Khayali inclinó la cabeza en asentimiento.
—Señor, que vivas eternamente —dijo.
Estaba haciéndose oscuro. Acudieron los esclavos de la casa con lámparas de cerámica a base de aceite de sésamo, que colgaron de los soportes del atrio. Otros retiraron los huesos de las perdices y trajeron una pierna y una cabeza de cordero con un plato de acompañamiento de tripas a la canela.
En un gesto de estima, el anfitrión ofreció los ojos a Watunan, y después de las tres negativas rituales el maestro caravanero los aceptó con agrado.
—Yo confío mucho en lo que dicen los adivinos —dijo, masticando—. A menudo son depositarios de extraños secretos. No del tipo oculto, sino de las habladurías de los supersticiosos. Esclavas ansiosas sobre algún escándalo doméstico, u oficiales de baja graduación preocupados acerca de promociones..., noticias interesantes de aquellos que acuden a consultarles. Puede ser útil.

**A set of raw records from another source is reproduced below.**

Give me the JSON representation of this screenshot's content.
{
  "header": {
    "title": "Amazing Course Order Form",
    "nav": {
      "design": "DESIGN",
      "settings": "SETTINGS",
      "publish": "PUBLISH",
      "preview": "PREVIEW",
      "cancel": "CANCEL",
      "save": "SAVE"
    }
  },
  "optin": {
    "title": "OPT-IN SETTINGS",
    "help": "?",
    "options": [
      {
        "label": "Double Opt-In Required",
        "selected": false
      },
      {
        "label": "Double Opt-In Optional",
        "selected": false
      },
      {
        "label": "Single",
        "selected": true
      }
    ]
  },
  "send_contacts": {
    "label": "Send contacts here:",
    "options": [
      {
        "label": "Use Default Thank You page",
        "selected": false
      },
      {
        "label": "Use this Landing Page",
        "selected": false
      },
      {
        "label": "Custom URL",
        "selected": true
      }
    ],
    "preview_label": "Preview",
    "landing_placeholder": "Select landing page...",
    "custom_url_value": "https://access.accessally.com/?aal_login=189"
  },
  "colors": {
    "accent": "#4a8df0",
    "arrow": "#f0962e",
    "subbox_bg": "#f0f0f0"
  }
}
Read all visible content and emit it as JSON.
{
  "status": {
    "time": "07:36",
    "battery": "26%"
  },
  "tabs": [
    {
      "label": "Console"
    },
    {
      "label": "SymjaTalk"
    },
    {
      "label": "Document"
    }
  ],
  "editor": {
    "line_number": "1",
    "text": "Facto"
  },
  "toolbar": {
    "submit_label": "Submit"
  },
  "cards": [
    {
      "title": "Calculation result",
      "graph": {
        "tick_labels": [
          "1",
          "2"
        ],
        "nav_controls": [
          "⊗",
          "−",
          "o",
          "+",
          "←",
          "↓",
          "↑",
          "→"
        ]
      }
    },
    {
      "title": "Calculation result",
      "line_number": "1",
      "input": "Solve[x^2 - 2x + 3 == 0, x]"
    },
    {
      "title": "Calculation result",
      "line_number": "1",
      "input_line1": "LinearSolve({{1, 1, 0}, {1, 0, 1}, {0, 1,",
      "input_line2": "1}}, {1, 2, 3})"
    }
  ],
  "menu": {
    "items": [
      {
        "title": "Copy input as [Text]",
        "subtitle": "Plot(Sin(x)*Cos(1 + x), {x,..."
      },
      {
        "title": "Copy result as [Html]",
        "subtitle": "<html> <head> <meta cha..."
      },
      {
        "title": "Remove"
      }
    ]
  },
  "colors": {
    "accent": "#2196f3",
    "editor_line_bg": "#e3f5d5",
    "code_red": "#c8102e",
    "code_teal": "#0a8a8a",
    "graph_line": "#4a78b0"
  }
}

—Si es ése el caso —murmuró Manimenesh—, entonces quizá debiéramos llamarle.
—Dicen que es grotescamente feo —advirtió Khayali—. Le llaman «El Sufridor» porque está abrumadoramente afligido por las enfermedades.
Bagayoko se secó elegantemente la barbilla con una manga.
— ¡Ahora empiezas a interesarme!
—Entonces queda decidido. —Manimenesh dio unas palmadas—. ¡Traed al joven Sidi, mi chico de los recados!
Sidi llegó de inmediato, sacudiéndose harina de las manos. Era el hijo de la cocinera, poco más de diez años, alto y muy negro y vestido con una chilaba de lana teñida. Sus mejillas lucían toda una serie de elegantes cicatrices, y llevaba trozos de hilo de cobre entretejido en su denso pelo rizado. Manimenesh le dio sus órdenes: Sidi partió a toda prisa del atrio, cruzó corriendo el jardín y desapareció colina abajo a través de la puerta de entrada.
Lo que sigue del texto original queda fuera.